Le désaveu
Dix mois après son élection triomphale, Nicolas Sarkozy a essuyé hier soir un vrai revers électoral. Il s’agit maintenant pour lui de minimiser la portée politique de cette défaite et de démontrer que ni sa politique ni sa personnalité n’en sont responsables. Pas simple lorsque des villes symboles comme Strasbourg et surtout Périgueux sont passées à gauche, avec la défaite du ministre de l’Education nationale, Xavier Darcos (lire ci-contre).
Gifle
Muré à l’Elysée comme lors du 1er tour, où il a passé sa soirée pendu au téléphone à appeler élus et battus, Nicolas Sarkozy a laissé à François Fillon le soin de parler pour lui. Pour le Premier ministre, "il est malvenu" de tirer des leçons nationales des votes d’hier : "L'importance des enjeux locaux et la faible participation ne s’y prêtent pas." S’il concède que la gauche a "partiellement rétabli" sa situation en reconquérant nombre de villes passées à droite en 2001, il s’offusque que le vote des Français puisse être "instrumentalisé par des considérations partisanes". Et, pour rabaisser l’impact des votes d’hier, il met en avant le "fort taux d’abstention". Sourd à tout message de portée nationale des électeurs, François Fillon a prévenu : "Nous allons poursuivre notre politique." Les réformes vont donc être amplifiées, mais "mieux expliquées" , ont dit en chœur tous les responsables de la majorité. "La politique de la France, les électeurs l’ont majoritairement choisie à l’occasion des élections présidentielle et législatives", a martelé François Fillon.

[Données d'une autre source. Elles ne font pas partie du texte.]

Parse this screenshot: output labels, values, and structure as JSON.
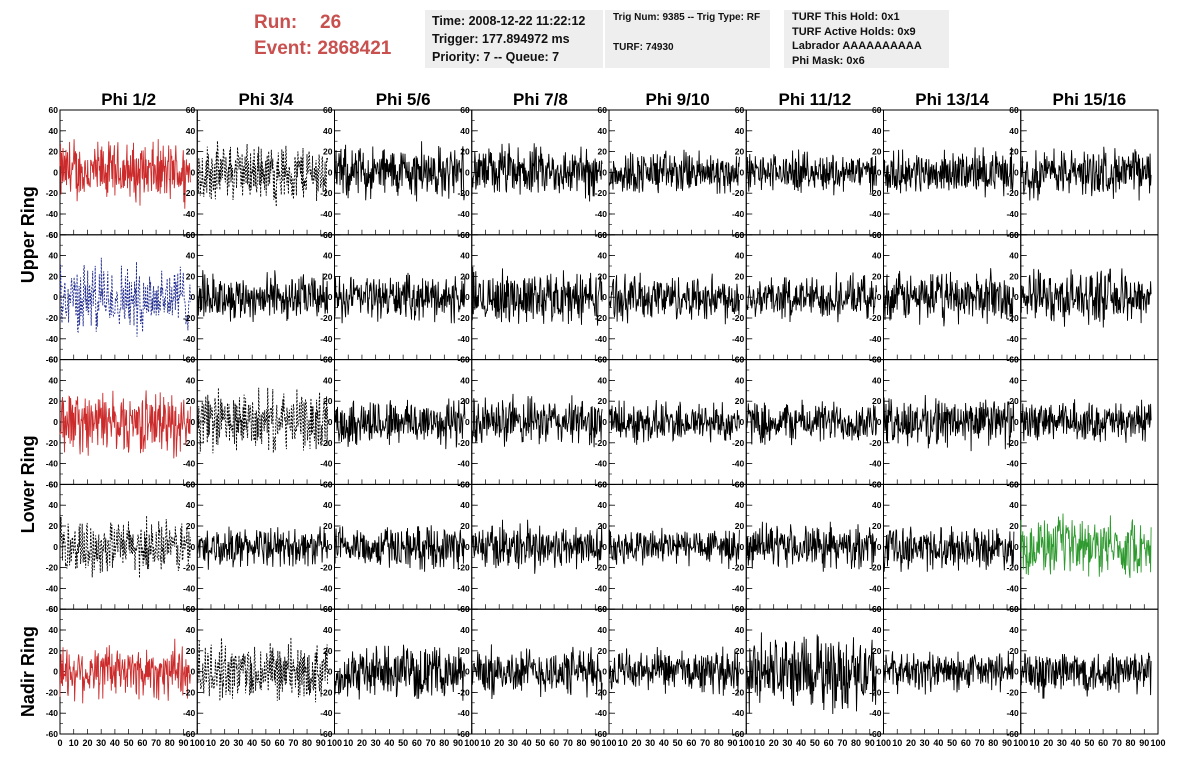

Au nom de la "cohérence" et de la spécificité de chaque vote, l’exécutif n’entend donc pas changer de cap ni infléchir sa politique. La seule leçon qu’il accepte de tirer du scrutin est celle de "l’impatience des Français" quant aux résultats des réformes. Hier soir, le Premier ministre a promis que "la bataille pour l’emploi et le pouvoir d’achat [allait] s’accentuer", avec de nouveaux textes présentés au Parlement.
Dès aujourd’hui, Nicolas Sarkozy devrait annoncer un remaniement a minima de son équipe gouvernementale (Libération du 15 mars). Il procédera aussi à des ajustements au sein de son cabinet à l’Elysée. Persuadé qu’il garde intacte sa capacité à conduire "la rupture" sur laquelle il a été élu, le chef de l’Etat va cependant devoir davantage rendre des comptes à sa majorité. La gifle d’hier ne sera pas sans conséquences sur l’humeur d’élus UMP qui doutent de plus en plus ouvertement du Président et avaient fait campagne leur étiquette dans la poche. Les promesses non tenues en matière de pouvoir d’achat ont pesé lourd et le chef de l’Etat n’a toujours pas trouvé le moyen d’y répondre.
Oubliettes
En fin de semaine dernière, l’Elysée a déclenché une formidable opération de communication pour mettre en scène un Nicolas Sarkozy en plein changement. Non sur le fond, mais sur la forme. Le style clinquant, les goujateries et l’étalage de la vie privée seraient à ranger aux oubliettes. A voir. Mais il n’est pas certain que ce genre d’artifice suffise à apaiser la demande de résultats qui s’est exprimée hier dans les urnes.